LOS ANGELES (CNS) — Parole was recommended Tuesday for former Charles Manson follower Leslie Van Houten, who is serving a life prison sentence for taking part in the killings of Leno and Rosemary LaBianca in their Los Feliz home more than 50 years ago.

This is the fifth time the Board of Parole Hearings has recommended parole for Van Houten, now 72.


What You Need To Know

  • Parole was recommended Tuesday for former Charles Manson follower Leslie Van Houten

  • Houten is serving a life prison sentence for taking part in the killings of Leno and Rosemary LaBianca in their Los Feliz home more than 50 years ago

  • This is the fifth time the Board of Parole Hearings has recommended parole for Van Houten, now 72

  • The parole recommendation will undergo a 150-day review process, and Van Houten's fate will once again rest with California Gov. Gavin Newsom

Four earlier parole recommendations for Van Houten were rejected by governors, most recently last year by Gov. Gavin Newsom.

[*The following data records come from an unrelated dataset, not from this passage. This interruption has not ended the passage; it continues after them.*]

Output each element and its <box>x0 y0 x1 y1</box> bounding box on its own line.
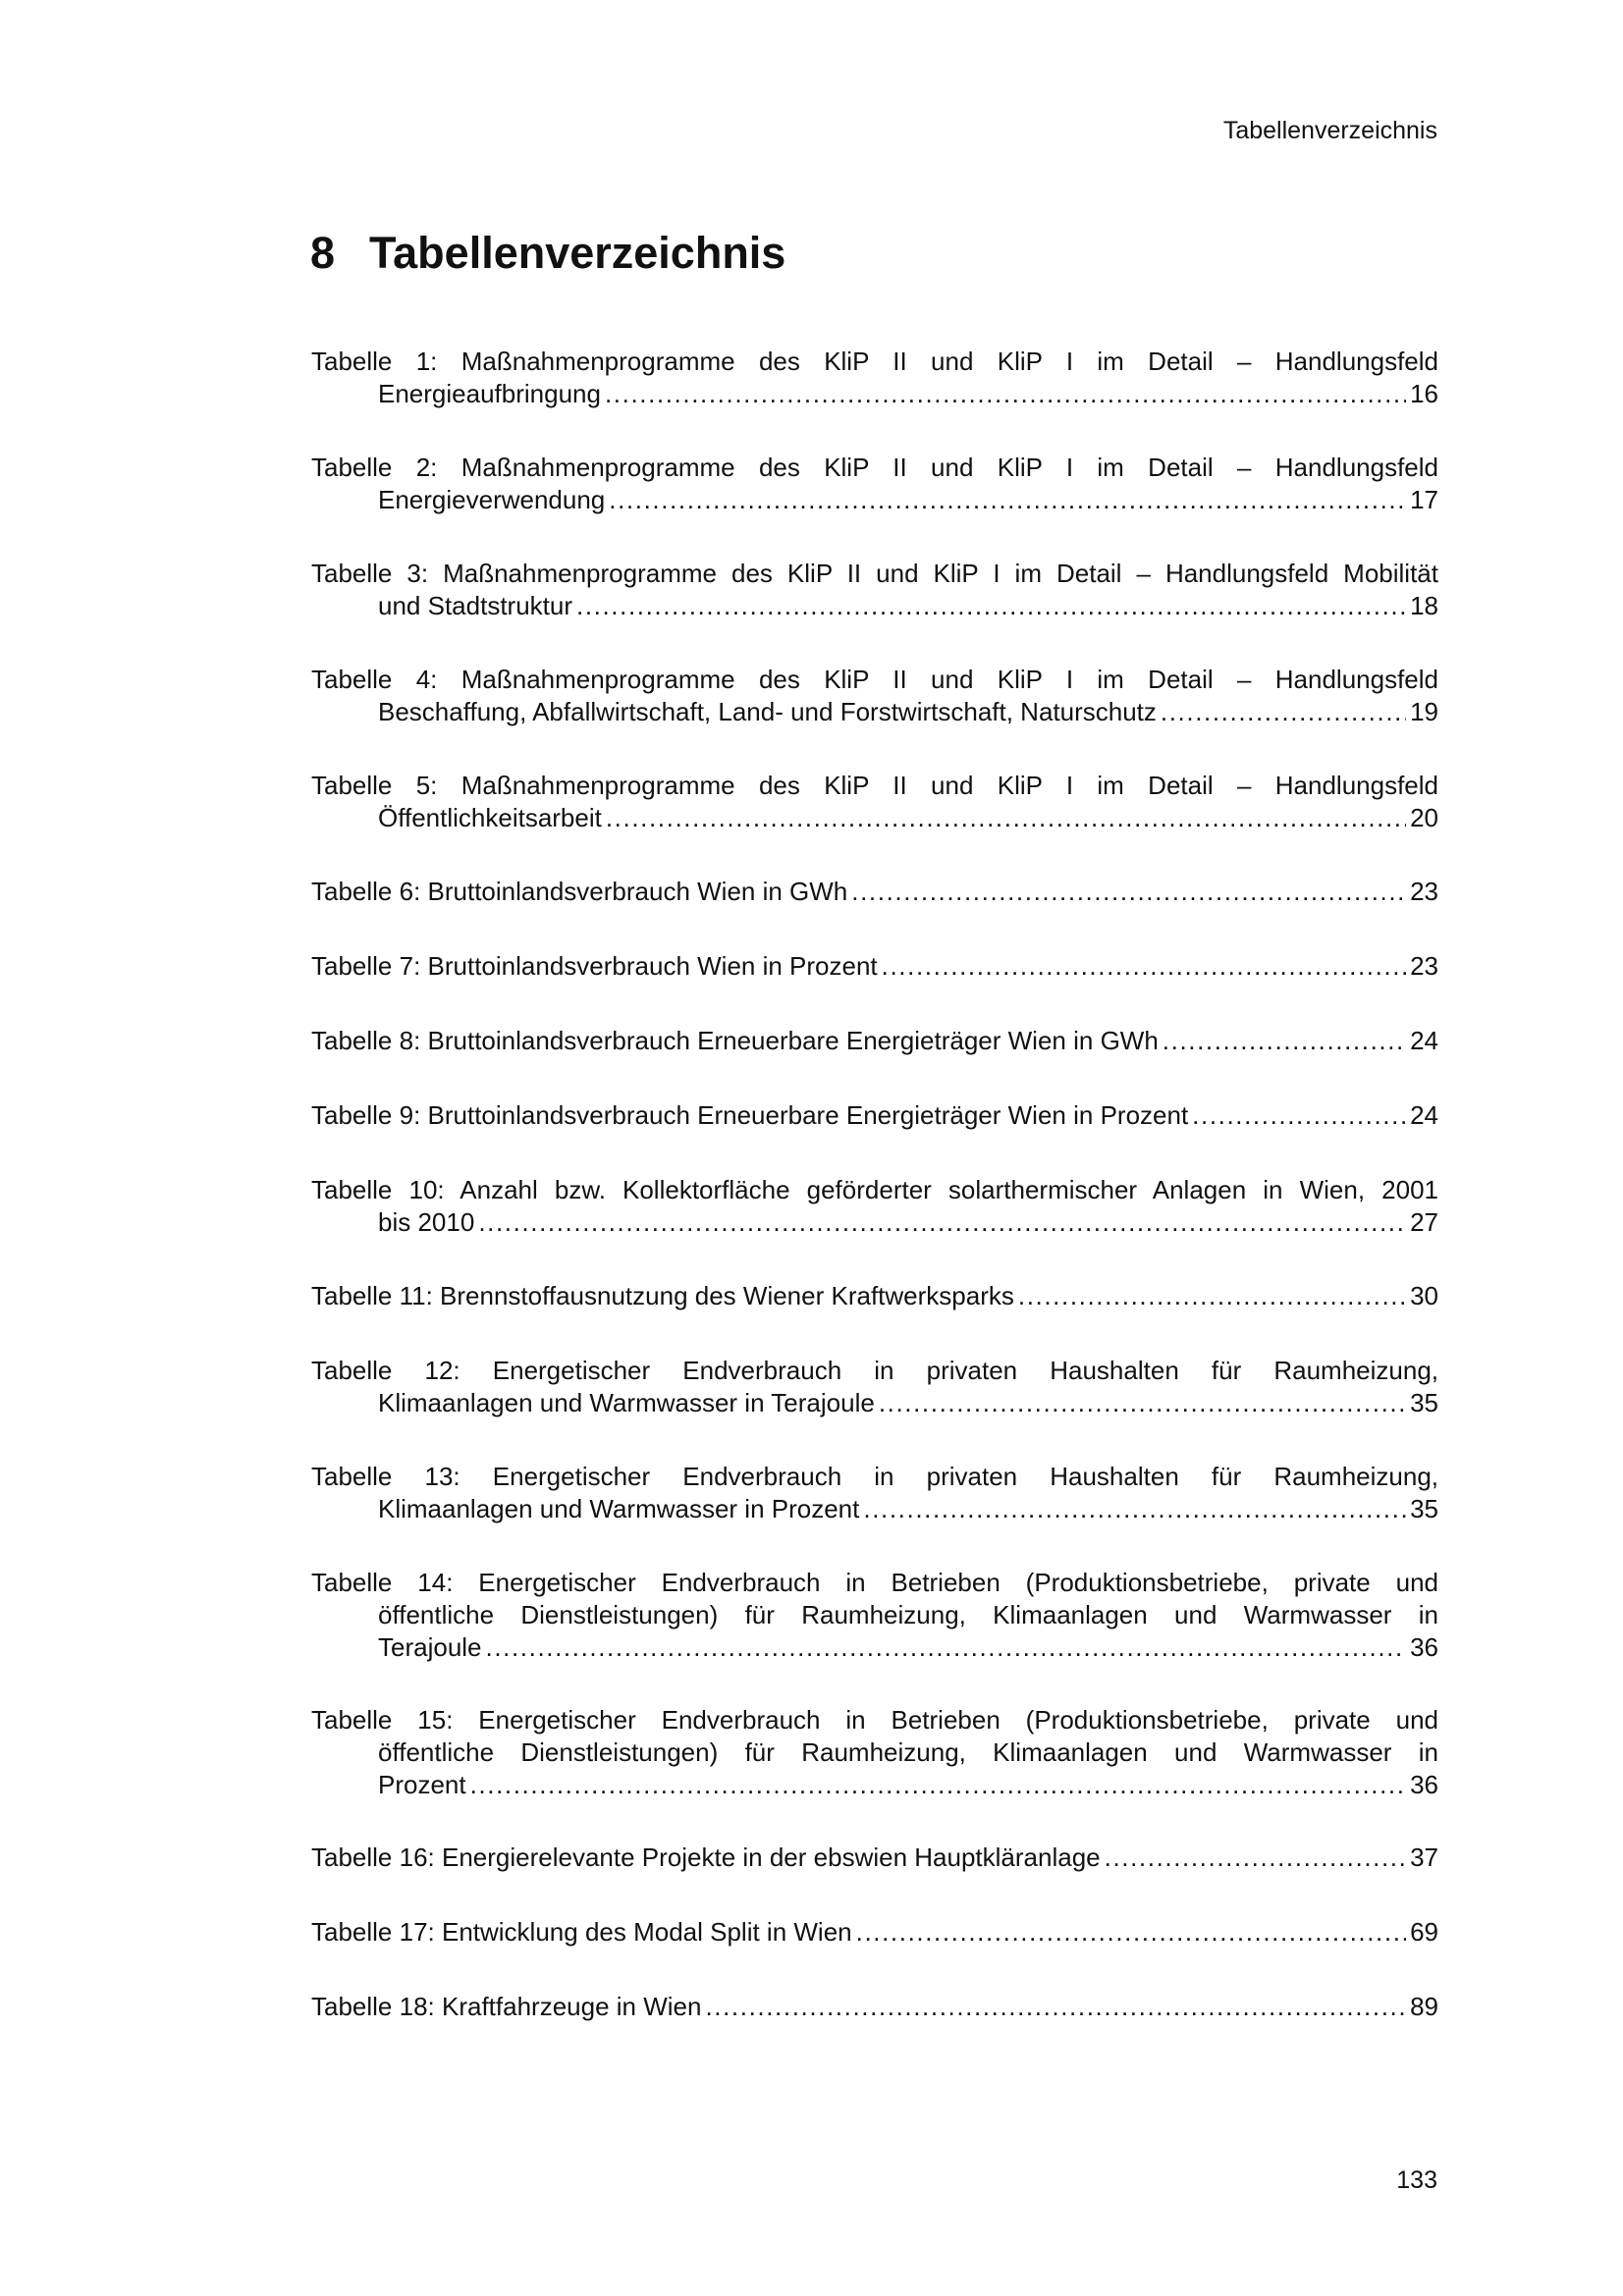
dot-leader <box>863 1493 1406 1525</box>
dot-leader <box>1192 1099 1406 1132</box>
toc-entry-text: Tabelle 14: Energetischer Endverbrauch in Betrieben (Produktionsbetriebe, private und <box>311 1568 1438 1597</box>
toc-entry-text: Tabelle 2: Maßnahmenprogramme des KliP II und KliP I im Detail – Handlungsfeld <box>311 453 1438 482</box>
dot-leader <box>1161 696 1406 728</box>
toc-entry-page: 20 <box>1410 803 1438 832</box>
toc-entry-10[interactable] <box>311 1174 1438 1239</box>
toc-entry-page: 30 <box>1410 1281 1438 1310</box>
toc-entry-page: 69 <box>1410 1917 1438 1947</box>
dot-leader <box>856 1916 1406 1949</box>
dot-leader <box>705 1991 1406 2023</box>
toc-entry-text: Tabelle 13: Energetischer Endverbrauch in privaten Haushalten für Raumheizung, <box>311 1462 1438 1491</box>
toc-entry-text: Tabelle 16: Energierelevante Projekte in der ebswien Hauptkläranlage <box>311 1842 1101 1872</box>
toc-entry-text: öffentliche Dienstleistungen) für Raumheizung, Klimaanlagen und Warmwasser in <box>378 1600 1438 1629</box>
dot-leader <box>1018 1280 1406 1312</box>
toc-entry-text: Prozent <box>378 1770 466 1799</box>
toc-entry-page: 18 <box>1410 591 1438 620</box>
toc-entry-9[interactable] <box>311 1099 1438 1132</box>
page-number: 133 <box>1396 2166 1437 2194</box>
dot-leader <box>851 876 1406 908</box>
toc-entry-text: öffentliche Dienstleistungen) für Raumheizung, Klimaanlagen und Warmwasser in <box>378 1737 1438 1767</box>
toc-entry-text: Tabelle 11: Brennstoffausnutzung des Wiener Kraftwerksparks <box>311 1281 1014 1310</box>
toc-entry-text: Tabelle 3: Maßnahmenprogramme des KliP II und KliP I im Detail – Handlungsfeld Mobilität <box>311 559 1438 588</box>
toc-entry-page: 19 <box>1410 697 1438 726</box>
toc-entry-14[interactable] <box>311 1567 1438 1664</box>
toc-entry-page: 17 <box>1410 485 1438 514</box>
toc-entry-16[interactable] <box>311 1842 1438 1874</box>
toc-entry-text: Tabelle 5: Maßnahmenprogramme des KliP II und KliP I im Detail – Handlungsfeld <box>311 771 1438 800</box>
toc-entry-text: Öffentlichkeitsarbeit <box>378 803 602 832</box>
toc-entry-text: Tabelle 1: Maßnahmenprogramme des KliP II und KliP I im Detail – Handlungsfeld <box>311 347 1438 376</box>
running-header: Tabellenverzeichnis <box>1222 117 1437 144</box>
chapter-title <box>310 226 785 281</box>
toc-entry-text: Tabelle 17: Entwicklung des Modal Split in Wien <box>311 1917 852 1947</box>
toc-entry-page: 23 <box>1410 951 1438 981</box>
toc-entry-13[interactable] <box>311 1461 1438 1525</box>
toc-entry-text: Tabelle 18: Kraftfahrzeuge in Wien <box>311 1992 702 2021</box>
dot-leader <box>606 802 1406 834</box>
toc-entry-text: Tabelle 15: Energetischer Endverbrauch in Betrieben (Produktionsbetriebe, private und <box>311 1705 1438 1735</box>
toc-entry-2[interactable] <box>311 452 1438 516</box>
toc-entry-page: 36 <box>1410 1632 1438 1662</box>
toc-entry-page: 24 <box>1410 1026 1438 1055</box>
toc-entry-text: Tabelle 8: Bruttoinlandsverbrauch Erneuerbare Energieträger Wien in GWh <box>311 1026 1159 1055</box>
toc-entry-text: Tabelle 12: Energetischer Endverbrauch in privaten Haushalten für Raumheizung, <box>311 1356 1438 1385</box>
toc-entry-7[interactable] <box>311 950 1438 983</box>
dot-leader <box>470 1769 1406 1801</box>
dot-leader <box>882 950 1406 983</box>
toc-entry-page: 35 <box>1410 1388 1438 1417</box>
toc-entry-text: Tabelle 10: Anzahl bzw. Kollektorfläche geförderter solarthermischer Anlagen in Wien, 2001 <box>311 1175 1438 1204</box>
toc-entry-18[interactable] <box>311 1991 1438 2023</box>
toc-entry-text: bis 2010 <box>378 1207 475 1237</box>
dot-leader <box>576 590 1406 622</box>
toc-entry-text: und Stadtstruktur <box>378 591 572 620</box>
toc-entry-3[interactable] <box>311 558 1438 622</box>
toc-entry-text: Beschaffung, Abfallwirtschaft, Land- und Forstwirtschaft, Naturschutz <box>378 697 1157 726</box>
toc-entry-text: Energieverwendung <box>378 485 606 514</box>
toc-entry-12[interactable] <box>311 1355 1438 1419</box>
chapter-title-text: Tabellenverzeichnis <box>369 228 786 278</box>
toc-entry-text: Tabelle 9: Bruttoinlandsverbrauch Erneuerbare Energieträger Wien in Prozent <box>311 1100 1189 1130</box>
chapter-number: 8 <box>310 228 336 278</box>
dot-leader <box>1105 1842 1406 1874</box>
toc-entry-text: Tabelle 6: Bruttoinlandsverbrauch Wien in GWh <box>311 877 848 906</box>
toc-entry-15[interactable] <box>311 1704 1438 1801</box>
dot-leader <box>609 484 1406 516</box>
toc-entry-5[interactable] <box>311 770 1438 834</box>
toc-entry-page: 27 <box>1410 1207 1438 1237</box>
toc-entry-text: Terajoule <box>378 1632 482 1662</box>
toc-entry-1[interactable] <box>311 346 1438 410</box>
dot-leader <box>1163 1025 1406 1057</box>
toc-entry-6[interactable] <box>311 876 1438 908</box>
dot-leader <box>605 378 1406 410</box>
dot-leader <box>879 1387 1406 1419</box>
toc-entry-4[interactable] <box>311 664 1438 728</box>
toc-entry-page: 36 <box>1410 1770 1438 1799</box>
toc-entry-page: 24 <box>1410 1100 1438 1130</box>
toc-entry-17[interactable] <box>311 1916 1438 1949</box>
toc-entry-text: Energieaufbringung <box>378 379 601 408</box>
toc-entry-page: 23 <box>1410 877 1438 906</box>
toc-entry-11[interactable] <box>311 1280 1438 1312</box>
toc-entry-page: 89 <box>1410 1992 1438 2021</box>
toc-entry-page: 37 <box>1410 1842 1438 1872</box>
toc-entry-text: Klimaanlagen und Warmwasser in Terajoule <box>378 1388 875 1417</box>
toc-entry-8[interactable] <box>311 1025 1438 1057</box>
toc-entry-page: 35 <box>1410 1494 1438 1523</box>
toc-entry-text: Tabelle 7: Bruttoinlandsverbrauch Wien in Prozent <box>311 951 878 981</box>
dot-leader <box>478 1206 1406 1239</box>
toc-entry-page: 16 <box>1410 379 1438 408</box>
toc-entry-text: Klimaanlagen und Warmwasser in Prozent <box>378 1494 860 1523</box>
toc-entry-text: Tabelle 4: Maßnahmenprogramme des KliP II und KliP I im Detail – Handlungsfeld <box>311 665 1438 694</box>
dot-leader <box>486 1631 1407 1664</box>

The parole recommendation will undergo a 150-day review process and Van Houten's fate will once again rest with Newsom.

Van Houten was convicted of murder and conspiracy for participating with fellow Manson family members Charles "Tex" Watson and Patricia Krenwinkel in the August 1969 killings of grocer Leno La Bianca, 44, and his 38-year-old wife, Rosemary, who were each stabbed multiple times in their Los Feliz home.

The former Monrovia High School cheerleader — who was 19 at the time — did not participate in the Manson family's killings of pregnant actress Sharon Tate and four others in a Benedict Canyon mansion the night before.

A request in May 2020 to release Van Houten, who was then 70, on bail or her own recognizance due to her high risk of contracting COVID-19 was denied.

In 2019, a state appellate court panel declined to reverse Gov. Jerry Brown's 2017 rejection of her release.

In that ruling in which Associate Justice Victoria Gerrard Chaney dissented, the panel from California's 2nd District Court of Appeal found that Brown's "conclusion that Van Houten lacks insight into her commitment offenses, and thus remains a threat to public safety, is supported by some evidence in the record. As the governor noted in his reversal, the record has several instances in which Van Houten appears to qualify the responsibility she feels for the crimes by emphasizing Manson's role."